Y porque, sobre todo, sólo una UE determinada a ser globalmente relevante podría restaurar la maltrecha agenda social, crucial para responder a los efectos -devastadores- de la exasperación de la desigualdad y a la explotación del miedo de millones de europeos que hoy se sienten perdedores. Y hacerlo sin dilapidar tantos años de cultura democrática y principios constitucionales comunes.
Porque, habrá que insistir, esa "UE que protege" no debe blindar Europa frente a sus chivos expiatorios (migrantes y refugiados, y minorías vulnerables). Sino proteger ciudadanos/as de sus Estados miembros -y por ende, europeos/as- frente a la desregulación y ausencia de gobernanza en la globalización. Y frente a los efectos (temidos) de la automatización que acarrean la (imparable) "revolución tecnológica de algoritmos y BigData", la Inteligencia Artificial y la robotización. Por descontado, la UE no puede parar la globalización. Pero sí que puede y debe ayudar a gestionarla. A ordenarla y gobernarla. Prestando especial atención a quienes sufren terror a quedar atrás ante los cambios.

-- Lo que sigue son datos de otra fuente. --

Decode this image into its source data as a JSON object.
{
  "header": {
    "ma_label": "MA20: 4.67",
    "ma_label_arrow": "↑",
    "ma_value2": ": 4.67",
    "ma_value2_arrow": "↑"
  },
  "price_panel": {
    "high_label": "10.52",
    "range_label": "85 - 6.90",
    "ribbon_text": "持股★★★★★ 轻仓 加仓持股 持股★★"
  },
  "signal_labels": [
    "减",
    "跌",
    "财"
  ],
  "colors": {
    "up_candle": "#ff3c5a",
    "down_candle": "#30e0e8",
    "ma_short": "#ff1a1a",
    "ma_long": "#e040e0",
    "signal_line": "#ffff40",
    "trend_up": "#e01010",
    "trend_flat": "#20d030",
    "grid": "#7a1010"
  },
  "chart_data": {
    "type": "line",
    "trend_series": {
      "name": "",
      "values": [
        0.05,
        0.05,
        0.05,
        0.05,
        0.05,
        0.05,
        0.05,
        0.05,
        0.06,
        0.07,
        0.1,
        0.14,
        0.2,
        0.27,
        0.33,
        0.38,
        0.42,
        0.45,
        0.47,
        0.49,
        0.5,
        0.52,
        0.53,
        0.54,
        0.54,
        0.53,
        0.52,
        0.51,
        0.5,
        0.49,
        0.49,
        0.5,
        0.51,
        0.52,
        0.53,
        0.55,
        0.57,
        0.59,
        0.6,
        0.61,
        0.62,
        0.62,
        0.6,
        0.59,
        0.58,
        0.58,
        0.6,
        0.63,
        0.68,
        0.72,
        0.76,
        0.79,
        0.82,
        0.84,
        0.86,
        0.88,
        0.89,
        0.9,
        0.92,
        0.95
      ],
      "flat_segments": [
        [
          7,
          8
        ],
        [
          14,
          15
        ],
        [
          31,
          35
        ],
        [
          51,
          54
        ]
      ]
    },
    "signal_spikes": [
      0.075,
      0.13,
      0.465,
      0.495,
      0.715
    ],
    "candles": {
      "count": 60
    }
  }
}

Restablecer la confianza en la dignidad del trabajo, la negociación colectiva y los salarios dignos son factores esenciales en esa restauración de la (arrumbada y añorada) agenda de la Europa social. La potenciación presupuestaria de la "garantía juvenil" (oportunidad de empleo, formación y educación asegurada a los jóvenes hasta un cierto umbral de edad) son claves para esa respuesta. Como lo es explicar -con convicción, fuerza moral y una política ejercida credibilidad- que tras el empobrecimiento de millones de europeos no cabe apuntar la culpa de minorías vulnerables, sino una acumulación de riqueza en cada vez menos manos cuya envergadura carece de precedentes históricos.
No nos faltan manifiestos para la movilización de la respuesta, que es desde luego imperativa. ¡Pero tampoco nos bastan ni éste ni otros mil manifiestos: urgen como nunca antes medidas y decisiones! Y votar, con todas nuestras fuerzas, el 26 de mayo: elecciones europeas, ese test existencial.